No, no murió Luis Racionero de lo que estas semanas mueren y seguirán muriendo tantos. Pero la muerte que nos azota ha hecho que su fallecimiento quedara como engullido en la gran acometida en la que está empeñada la Parca. Por ello nos apartamos un momento de la línea que la actualidad nos impone estos días para acoger el artículo que Fernando Sánchez Dragó ha dedicado a Luis Racionero.
Nos complace tanto más hacerlo cuanto que dicho artículo —excluido el domingo pasado de la edición digital de El Mundo— sólo aparecería días después en la versión impresa del rotativo que, alegando razones económicas, acaba de despedir, tras tantos años de colaboración, a Dragó y a otros columnistas.
Pero nuestro hombre sigue en la brecha.

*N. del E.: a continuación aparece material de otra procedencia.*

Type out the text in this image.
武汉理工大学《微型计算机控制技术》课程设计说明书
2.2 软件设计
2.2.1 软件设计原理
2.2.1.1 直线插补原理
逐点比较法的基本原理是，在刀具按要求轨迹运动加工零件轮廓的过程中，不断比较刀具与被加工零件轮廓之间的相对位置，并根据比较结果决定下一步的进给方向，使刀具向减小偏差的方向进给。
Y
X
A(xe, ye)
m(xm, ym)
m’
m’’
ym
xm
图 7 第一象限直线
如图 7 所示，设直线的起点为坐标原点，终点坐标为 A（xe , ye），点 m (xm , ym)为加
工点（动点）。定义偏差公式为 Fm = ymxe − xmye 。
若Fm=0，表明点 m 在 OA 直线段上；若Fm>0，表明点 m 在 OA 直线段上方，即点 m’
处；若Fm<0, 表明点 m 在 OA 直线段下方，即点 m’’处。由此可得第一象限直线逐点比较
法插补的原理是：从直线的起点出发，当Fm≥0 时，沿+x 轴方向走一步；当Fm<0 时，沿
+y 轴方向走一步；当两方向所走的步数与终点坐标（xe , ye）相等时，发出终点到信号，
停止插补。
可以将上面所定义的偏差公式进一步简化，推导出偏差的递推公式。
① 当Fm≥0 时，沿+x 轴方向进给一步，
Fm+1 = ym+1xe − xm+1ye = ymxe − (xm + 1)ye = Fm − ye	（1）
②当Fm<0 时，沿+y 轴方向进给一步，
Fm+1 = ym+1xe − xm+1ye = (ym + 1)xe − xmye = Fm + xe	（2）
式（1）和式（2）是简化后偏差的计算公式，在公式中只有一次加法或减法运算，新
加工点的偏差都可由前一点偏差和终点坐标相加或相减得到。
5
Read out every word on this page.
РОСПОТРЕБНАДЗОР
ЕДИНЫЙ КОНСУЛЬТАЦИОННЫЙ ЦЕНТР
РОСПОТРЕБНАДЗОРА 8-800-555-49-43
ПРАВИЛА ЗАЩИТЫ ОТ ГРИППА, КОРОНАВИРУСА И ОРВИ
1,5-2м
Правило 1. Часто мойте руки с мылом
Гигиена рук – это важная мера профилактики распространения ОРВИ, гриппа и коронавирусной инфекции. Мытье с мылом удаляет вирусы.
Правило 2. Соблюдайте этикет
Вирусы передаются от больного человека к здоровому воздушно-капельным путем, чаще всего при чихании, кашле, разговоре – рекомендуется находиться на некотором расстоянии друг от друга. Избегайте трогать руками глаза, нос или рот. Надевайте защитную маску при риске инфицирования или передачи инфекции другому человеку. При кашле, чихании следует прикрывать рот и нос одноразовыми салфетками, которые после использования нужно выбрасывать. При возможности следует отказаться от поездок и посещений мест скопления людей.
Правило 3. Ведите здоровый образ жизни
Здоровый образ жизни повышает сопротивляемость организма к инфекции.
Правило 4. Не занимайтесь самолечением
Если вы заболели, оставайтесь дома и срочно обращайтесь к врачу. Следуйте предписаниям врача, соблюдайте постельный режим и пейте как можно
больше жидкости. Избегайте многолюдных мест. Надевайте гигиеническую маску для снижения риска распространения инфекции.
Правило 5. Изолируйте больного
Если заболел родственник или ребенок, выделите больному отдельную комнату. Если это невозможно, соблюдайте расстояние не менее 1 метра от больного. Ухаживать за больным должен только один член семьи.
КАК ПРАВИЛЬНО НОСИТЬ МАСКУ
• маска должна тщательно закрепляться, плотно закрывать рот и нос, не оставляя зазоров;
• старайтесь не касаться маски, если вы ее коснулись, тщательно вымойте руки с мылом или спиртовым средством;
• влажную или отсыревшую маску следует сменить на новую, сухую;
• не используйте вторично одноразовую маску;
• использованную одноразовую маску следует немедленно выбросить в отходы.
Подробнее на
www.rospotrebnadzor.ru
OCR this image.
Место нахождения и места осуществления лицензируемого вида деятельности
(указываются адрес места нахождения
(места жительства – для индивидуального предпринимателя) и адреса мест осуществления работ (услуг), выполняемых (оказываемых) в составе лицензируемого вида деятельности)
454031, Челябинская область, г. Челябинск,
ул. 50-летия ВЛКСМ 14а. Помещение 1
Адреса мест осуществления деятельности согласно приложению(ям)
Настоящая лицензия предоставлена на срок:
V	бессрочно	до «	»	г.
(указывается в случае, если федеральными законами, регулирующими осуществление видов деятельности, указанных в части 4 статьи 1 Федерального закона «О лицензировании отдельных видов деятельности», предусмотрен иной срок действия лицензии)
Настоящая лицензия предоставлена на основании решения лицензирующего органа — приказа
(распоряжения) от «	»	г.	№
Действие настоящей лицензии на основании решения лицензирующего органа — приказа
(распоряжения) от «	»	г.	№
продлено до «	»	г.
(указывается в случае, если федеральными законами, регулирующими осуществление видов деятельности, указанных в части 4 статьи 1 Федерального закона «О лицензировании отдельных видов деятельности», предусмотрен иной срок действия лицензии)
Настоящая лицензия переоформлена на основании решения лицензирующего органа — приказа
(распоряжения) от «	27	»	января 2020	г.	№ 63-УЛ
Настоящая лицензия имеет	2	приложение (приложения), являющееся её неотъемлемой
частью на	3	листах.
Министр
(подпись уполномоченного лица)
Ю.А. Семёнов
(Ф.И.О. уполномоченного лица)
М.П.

Imperturbable, acaba de abrir —a veces no hay mal que por bien no venga— una cuenta de Twitter: https://twitter.com/F_Sanchez_Drago. ¡Sí, Dragó en Twitter! Vivir para ver... Vale, en efecto, la pena verlo y, sobre todo, seguirlo.
J. R. P.
Con la muerte de Luis Racionero se me va media vida. Lo malo es que la suya se le ha ido entera. Entró en la mía a finales del 78 y ya nunca dejamos de compartir aventuras culturales, recorrer lejanas tierras y apoyar las mismas causas. Fue una rara avis no tanto por sí mismo cuanto por el entorno en el que le tocó vivir. Era un gentleman, un dandy, un oxoniense, un sibarita, un cosmopolita de club británico nacido en un país de cabreros (Gil de Biedma). En el grupo de Bloomsbury no habría desentonado, pero aquí incomodaba. Urbanista con ribetes de artista y escritor doblado de científico, resultaba inclasificable: algo que en España no se perdona. ¿Oriente y Occidente? ¿En catalán y en castellano? ¿Ni de derechas ni de izquierdas? ¿Ni ateo ni creyente? ¡En qué quedamos, hombre de Dios! Ignorar a Luis no era posible, pero su elegancia, su erudición, su paganismo, su aristocrático desdén y sus ideas, jamás sometidas al yugo de los valores dominantes, lo convertían en un outsider. Cierto es que recibió premios, ostentó honores y ocupó cargos importantes, pero siempre por debajo de sus merecimientos. Era muy catalán y en Cataluña pasó buena parte de su vida, pero tenía, como el cuco, la díscola costumbre de poner sus huevos literarios en otros nidos: la universidad de Berkeley cuando en ella estalló la contracultura, los termiteros del underground, la Atenas de Pericles, la Florencia de los Medici, la androginia de Leonardo, el taoísmo, el misticismo, la enteogenia, los trovadores... Fue ensayista, novelista, memorialista, biógrafo, docente y cineasta.
Éramos libres, libertinos, elitistas y mujeriegos
Demasiado festín para el metabolismo ibérico. Sobrevivió a seis historias de amor, tal como apunta el título de uno de sus libros más impertinentes, y salió de ellas escaldado. Yo le presenté a Elena Ochoa, y fue un buen lío. Él intentó ligar con tres de mis novias, que no accedieron. Tomó su primer ácido con Escohotado, con Carlos Moya y conmigo en la casa campestre de un psiquiatra que era entonces, a finales de los ochenta, como la finca toscana en la que Boccaccio ambientó el Decamerón. Formó parte del núcleo duro de El Mundo por montera. Éramos libres, libertinos, elitistas y mujeriegos. El último guiño burlón de su peripecia fue morirse horas antes de que sus odiadas feministas salieran a las calles que él ya no recorrerá. Adéu, Luis. También yo voy a guardar silencio. Éste es el último aullido del Lobo, que se retira a su cubil.